Find and delete duplicate documents


(Noam Tenne) #1

Sorry if this has already been asked; I've mostly seen questions of how to deal with duplicate documents in the result set, but not how to actually locate and remove them from the index.

We have a type within an index that contains ~7 million documents.
Because this data was migrated from an earlier version, there's a subset of this type that is duplicated; that is, the type contains an unknown number of documents with same data and the same ID so that using the REST-API:

  1. Getting the document by ID returns a single document.
  2. Searching by document ID returns multiple documents.
  3. Searching by term returns multiple documents.

Assuming I've got no preliminary information about the duplicate documents other than their type, is there any way I can find and delete the duplicates while keeping only one copy?

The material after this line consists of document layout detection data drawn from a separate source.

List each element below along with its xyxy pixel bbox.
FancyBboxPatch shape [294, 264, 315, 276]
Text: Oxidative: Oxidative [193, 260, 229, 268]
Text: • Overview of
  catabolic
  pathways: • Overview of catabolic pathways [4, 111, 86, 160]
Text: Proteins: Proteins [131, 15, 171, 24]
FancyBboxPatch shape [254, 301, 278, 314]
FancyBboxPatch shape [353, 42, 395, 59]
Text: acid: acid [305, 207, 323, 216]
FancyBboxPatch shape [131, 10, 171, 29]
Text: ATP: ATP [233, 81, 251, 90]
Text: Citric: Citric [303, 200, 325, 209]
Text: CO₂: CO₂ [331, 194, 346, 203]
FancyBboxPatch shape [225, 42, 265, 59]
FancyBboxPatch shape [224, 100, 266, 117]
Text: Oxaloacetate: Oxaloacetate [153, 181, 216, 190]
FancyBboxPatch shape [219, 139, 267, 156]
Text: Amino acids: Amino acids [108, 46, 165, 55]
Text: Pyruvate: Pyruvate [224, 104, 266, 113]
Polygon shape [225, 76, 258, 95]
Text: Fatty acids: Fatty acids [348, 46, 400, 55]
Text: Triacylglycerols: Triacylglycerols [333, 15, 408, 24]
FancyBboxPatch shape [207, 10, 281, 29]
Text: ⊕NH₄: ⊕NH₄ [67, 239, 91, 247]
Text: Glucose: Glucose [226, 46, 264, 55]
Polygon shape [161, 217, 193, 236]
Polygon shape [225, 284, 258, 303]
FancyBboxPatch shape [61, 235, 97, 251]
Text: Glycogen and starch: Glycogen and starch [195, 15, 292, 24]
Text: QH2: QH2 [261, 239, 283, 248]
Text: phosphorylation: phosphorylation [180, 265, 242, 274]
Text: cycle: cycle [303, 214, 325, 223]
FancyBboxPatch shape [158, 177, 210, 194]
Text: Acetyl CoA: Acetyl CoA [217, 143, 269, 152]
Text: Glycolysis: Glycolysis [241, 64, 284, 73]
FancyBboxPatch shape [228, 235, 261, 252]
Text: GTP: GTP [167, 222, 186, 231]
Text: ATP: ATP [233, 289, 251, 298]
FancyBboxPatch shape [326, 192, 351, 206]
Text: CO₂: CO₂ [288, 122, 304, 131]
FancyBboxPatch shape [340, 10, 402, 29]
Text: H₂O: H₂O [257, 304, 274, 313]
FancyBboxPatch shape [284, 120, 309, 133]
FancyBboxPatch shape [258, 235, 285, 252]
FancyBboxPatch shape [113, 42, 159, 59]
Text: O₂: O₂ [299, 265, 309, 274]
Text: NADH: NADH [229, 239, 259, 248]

The only solution I've got that seems viable is to dump the data from the external datasource and query each ID to check for duplicates, but I was hoping there might be a more straightforward way.

Cheers,
Noam


(Patrick Kik) #2

There is no straightforward solution.

You could scroll over all documents and query for each and every document id if there are any duplicates.


(Dominik Stadler) #3

See the description at https://qbox.io/blog/minimizing-document-duplication-in-elasticsearch, it suggests something like

curl -XGET 'http://localhost:9200/employeeid/info/_search?pretty=true' -d '{
  "size": 0,
  "aggs": {
    "duplicateCount": {
      "terms": {
      "field": "name",
        "min_doc_count": 2
      },
      "aggs": {
        "duplicateDocuments": {
          "top_hits": {}
        }
      }
    }
  }
}'

which should do what you are looking for.


(Buchta) #4

Well done. But pls. tell me how to delete these documents. I have query that gives me all duplicity records I want to delete:
GET /sube-2016.08.18/commercial_act/_search
{
"query": {
"term": {
"commercial_act_type_name": "New subscription - Porting into the OSK"
}
},
"size": 0,
"aggs": {
"duplicated": {
"terms": {
"field": "id",
"min_doc_count": 2
},
"aggs": {
"duplicateDocuments": {
"top_hits": {
"sort": [
{
"@timestamp": {
"order": "desc"
}
}
],
"fields": [
"_id",
"@timestamp"
],
"size": 1
}
}
}
}
}
}

but I don't know how to send this query to delete by query.
Thanx.


(Steffen Winther Sørensen) #5

Depending on the number of your duplicate, search duplicate _id and their index and then loop through them and do DELETE on the doc id as it appear only to delete one of the duplicate.


(Buchta) #6

Thank You. I expected something like DELETE_BY_QUERY DSL example but there's no possibility to put aggregation buckets as a query result.


(Nasrin) #7

I have also the same problem, please give some solution.
Also is there any functionality like "unique index" provided in mongoDB for maintaining unique data?


(system) #8

(Alex Marquardt) #9

I have written a blog post that describes how to deduplicate documents from Elasticsearch using either Logstash or with a custom Python script. This can be found at the following URL: https://alexmarquardt.com/2018/07/23/deduplicating-documents-in-elasticsearch/